Well, actually, there are two strange behaviors...
I'm using a NMS CG6060 board with NA 2005-1 SP5 drivers. I've been trying to perform 2B-Transfers with no success 'til now (see
viewtopic.php?t=547) so I'm testing the channel switching mechanism.
I've setup the T1, in coordination with the telco, to receive up to 15 incoming calls in the first 15 channels, so I have 8 outgoing channels to perform the call to the Customer Interaction Center (CIC).
For the switching I used a variation of the TransferDemo2 applications, with these differences:
- I'm not using a database to register the requests, just plain text files on a shared directory: CallinPool in port n sets a request for a transfer, like "rq.n" and when the CalloutPool application running in port m sees that request, deletes it (to avoid another CalloutPool to get it), places the outbound call and performs the channel switch to n. Similarly, when the agent in channel m hangs up, channel m creates "rs.n" so channel n knows when it should hangup.

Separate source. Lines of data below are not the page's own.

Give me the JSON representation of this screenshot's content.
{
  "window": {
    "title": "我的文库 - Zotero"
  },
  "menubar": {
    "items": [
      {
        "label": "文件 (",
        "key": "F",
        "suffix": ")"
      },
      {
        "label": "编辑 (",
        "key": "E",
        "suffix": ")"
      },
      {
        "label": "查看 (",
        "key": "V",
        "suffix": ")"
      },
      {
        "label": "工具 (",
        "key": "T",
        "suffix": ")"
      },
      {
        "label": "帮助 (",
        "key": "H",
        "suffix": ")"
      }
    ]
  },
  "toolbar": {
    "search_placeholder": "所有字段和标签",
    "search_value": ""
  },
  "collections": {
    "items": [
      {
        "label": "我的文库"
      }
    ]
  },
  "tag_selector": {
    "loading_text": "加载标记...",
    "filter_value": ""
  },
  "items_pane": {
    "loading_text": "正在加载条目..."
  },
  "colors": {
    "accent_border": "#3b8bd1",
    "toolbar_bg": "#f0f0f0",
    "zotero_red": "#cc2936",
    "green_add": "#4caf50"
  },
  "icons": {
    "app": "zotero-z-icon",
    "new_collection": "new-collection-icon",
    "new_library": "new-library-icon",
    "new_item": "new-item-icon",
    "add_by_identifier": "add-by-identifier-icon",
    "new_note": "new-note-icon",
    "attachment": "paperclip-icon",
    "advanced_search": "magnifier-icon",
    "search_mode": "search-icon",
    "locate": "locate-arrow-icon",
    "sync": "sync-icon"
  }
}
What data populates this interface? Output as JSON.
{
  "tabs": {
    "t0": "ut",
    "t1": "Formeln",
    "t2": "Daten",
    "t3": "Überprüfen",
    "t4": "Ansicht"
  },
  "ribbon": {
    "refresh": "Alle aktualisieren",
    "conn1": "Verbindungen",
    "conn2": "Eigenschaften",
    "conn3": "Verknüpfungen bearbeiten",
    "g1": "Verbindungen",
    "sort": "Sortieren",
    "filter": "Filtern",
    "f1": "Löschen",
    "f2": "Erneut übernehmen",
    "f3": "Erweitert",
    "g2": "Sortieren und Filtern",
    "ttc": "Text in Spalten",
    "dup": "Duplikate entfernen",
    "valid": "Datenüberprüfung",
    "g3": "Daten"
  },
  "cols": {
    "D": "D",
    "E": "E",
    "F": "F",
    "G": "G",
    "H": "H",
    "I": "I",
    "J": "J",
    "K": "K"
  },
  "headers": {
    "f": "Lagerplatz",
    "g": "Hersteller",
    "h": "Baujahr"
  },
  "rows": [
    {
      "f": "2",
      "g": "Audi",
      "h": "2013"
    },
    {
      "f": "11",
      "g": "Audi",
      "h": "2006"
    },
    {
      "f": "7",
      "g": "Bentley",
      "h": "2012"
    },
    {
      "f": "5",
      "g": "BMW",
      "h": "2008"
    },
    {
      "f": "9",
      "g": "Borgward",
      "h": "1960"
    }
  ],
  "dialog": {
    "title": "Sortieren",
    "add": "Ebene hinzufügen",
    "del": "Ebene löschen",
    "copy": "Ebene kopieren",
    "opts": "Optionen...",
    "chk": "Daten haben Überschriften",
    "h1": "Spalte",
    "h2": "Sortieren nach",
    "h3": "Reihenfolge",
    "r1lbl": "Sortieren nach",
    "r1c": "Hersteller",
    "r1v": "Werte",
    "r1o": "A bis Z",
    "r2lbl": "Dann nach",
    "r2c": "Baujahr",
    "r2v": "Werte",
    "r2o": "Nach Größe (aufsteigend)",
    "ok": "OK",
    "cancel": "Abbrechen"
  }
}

- The destination number is not hard-coded; it's actively being read from an XML configuration file just before the Place Call step, so the CIC number can be altered at any time (by editing the file) and be used right away without restarting any channel.
Channel switching works just fine, but I'm seeing two strange behaviors when the server is under certain load of incoming calls (let's say from 4 to 10 concurrent incoming calls):
1. A call is not answered by the IVR; instead, it's automatically being answered by the customer representatives (at the CIC)
2. A call is supposedly being answered, but the caller does not hear the IVR menu,but just silence
For situation [1] I've checked with the telco and they confirm they are not autoforwarding calls to the CIC destination number when the T1 has no more free channels.
For situation [2] I'm not really sure if it's being answered by the IVR.
My questions: Have you seen any of those behaviors before? What would you do to diagnose what's going on? Do you think it's possible for the telco to look in realtime the caller ID of every incoming call, so as to know which channel answered a specific call (the one that exhibits any of these behaviors)?